External financing and UC bonds funded $95 million of the cost while university housing reserves will fund the remaining $2 million.

“On-campus housing furthers the university’s sustainability goals,” Graham said. “New construction incorporates the latest energy and water conservation technologies.”

The UC system had a $520 million state-funded facilities program in the 2007-08 academic year. The next year, state bond funding fell to $261 million and many of these funds have been suspended because of the budget crisis.

“More than $400 million of the $781 million in approved bond projects over those two fiscal years have been put on hold because they are dependent upon the state’s ability to obtain financing or sell bonds,” Graham said. “Once the state can access the market again, many previously approved campus facilities will resume construction.”

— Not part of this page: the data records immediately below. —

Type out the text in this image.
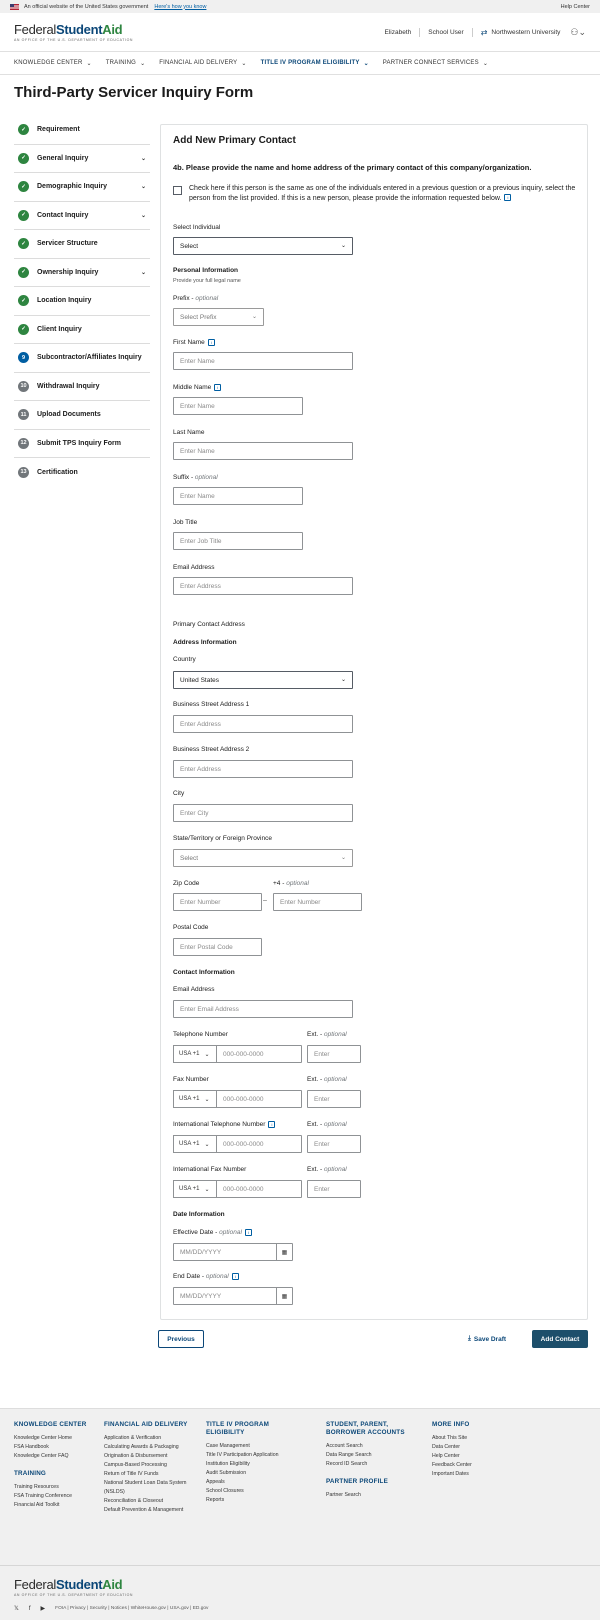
An official website of the United States government Here's how you know	Help Center
FederalStudentAid
AN OFFICE OF THE U.S. DEPARTMENT OF EDUCATION
Elizabeth	School User ⇄ Northwestern University ⚇⌄
KNOWLEDGE CENTER ⌄ TRAINING ⌄ FINANCIAL AID DELIVERY ⌄ TITLE IV PROGRAM ELIGIBILITY ⌄ PARTNER CONNECT SERVICES ⌄
Third-Party Servicer Inquiry Form
✓	Requirement
✓	General Inquiry	⌄
✓	Demographic Inquiry	⌄
✓	Contact Inquiry	⌄
✓	Servicer Structure
✓	Ownership Inquiry	⌄
✓	Location Inquiry
✓	Client Inquiry
9	Subcontractor/Affiliates Inquiry
10	Withdrawal Inquiry
11	Upload Documents
12	Submit TPS Inquiry Form
13	Certification
Add New Primary Contact
4b. Please provide the name and home address of the primary contact of this company/organization.
Check here if this person is the same as one of the individuals entered in a previous question or a previous inquiry, select the person from the list provided. If this is a new person, please provide the information requested below. i
Select Individual
Select	⌄
Personal Information
Provide your full legal name
Prefix - optional
Select Prefix	⌄
First Name i
Enter Name
Middle Name i
Enter Name
Last Name
Enter Name
Suffix - optional
Enter Name
Job Title
Enter Job Title
Email Address
Enter Address
Primary Contact Address
Address Information
Country
United States	⌄
Business Street Address 1
Enter Address
Business Street Address 2
Enter Address
City
Enter City
State/Territory or Foreign Province
Select	⌄
Zip Code
Enter Number	–
+4 - optional
Enter Number
Postal Code
Enter Postal Code
Contact Information
Email Address
Enter Email Address
Telephone Number
USA +1 ⌄	000-000-0000
Ext. - optional
Enter
Fax Number
USA +1 ⌄	000-000-0000
Ext. - optional
Enter
International Telephone Number i
USA +1 ⌄	000-000-0000
Ext. - optional
Enter
International Fax Number
USA +1 ⌄	000-000-0000
Ext. - optional
Enter
Date Information
Effective Date - optional i
MM/DD/YYYY	▦
End Date - optional i
MM/DD/YYYY	▦
Previous	⤓ Save Draft	Add Contact
KNOWLEDGE CENTER
Knowledge Center Home
FSA Handbook
Knowledge Center FAQ
TRAINING
Training Resources
FSA Training Conference
Financial Aid Toolkit
FINANCIAL AID DELIVERY
Application & Verification
Calculating Awards & Packaging
Origination & Disbursement
Campus-Based Processing
Return of Title IV Funds
National Student Loan Data System (NSLDS)
Reconciliation & Closeout
Default Prevention & Management
TITLE IV PROGRAM ELIGIBILITY
Case Management
Title IV Participation Application
Institution Eligibility
Audit Submission
Appeals
School Closures
Reports
STUDENT, PARENT, BORROWER ACCOUNTS
Account Search
Data Range Search
Record ID Search
PARTNER PROFILE
Partner Search
MORE INFO
About This Site
Data Center
Help Center
Feedback Center
Important Dates
FederalStudentAid
AN OFFICE OF THE U.S. DEPARTMENT OF EDUCATION
𝕏 f ▶ FOIA | Privacy | Security | Notices | WhiteHouse.gov | USA.gov | ED.gov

But Graham said lowered costs of construction make this an optimal time for development. The current cost of construction is possibly 30 percent lower than it was before the economic slowdown.

According to Associated General Contractors of America’s Chief Economist Kenneth Simonson, San Diego lost more than 26,000 construction jobs in the past three years. The county’s current unemployment rate is above 10 percent.

“These projects will bring much-needed work to a suffering industry while creating structures that will deliver value for decades,” Simonson said.

Other campus building projects in progress include the Jacobs Medical Center, Rady School of Management II, East Campus Parking Structure, Renewable Energy Fuel Cell Facility and University House.

Recently completed projects include Conrad Prebys Music Center, Health Sciences Graduate Housing and RIMAC Annex.

LEED buildings are increasingly common on university campuses nationwide.

According to the U.S. Green Building Council, there are a total of 199 LEED projects across all UC campuses, 47 of which are LEED-certified.

There are 28 LEED projects at UCSD, five of which are certified buildings.

Across all universities in the United States, there are 4,115 LEED projects and 999 are certified.

The Sustainability Resource Center is the fifth building at UCSD to achieve LEED certification by the U.S. Green Building Council.

The other four include Scripps Seaside Forum, Campus Services Complex, Mesa Child Development Center and Goody’s Place and Market.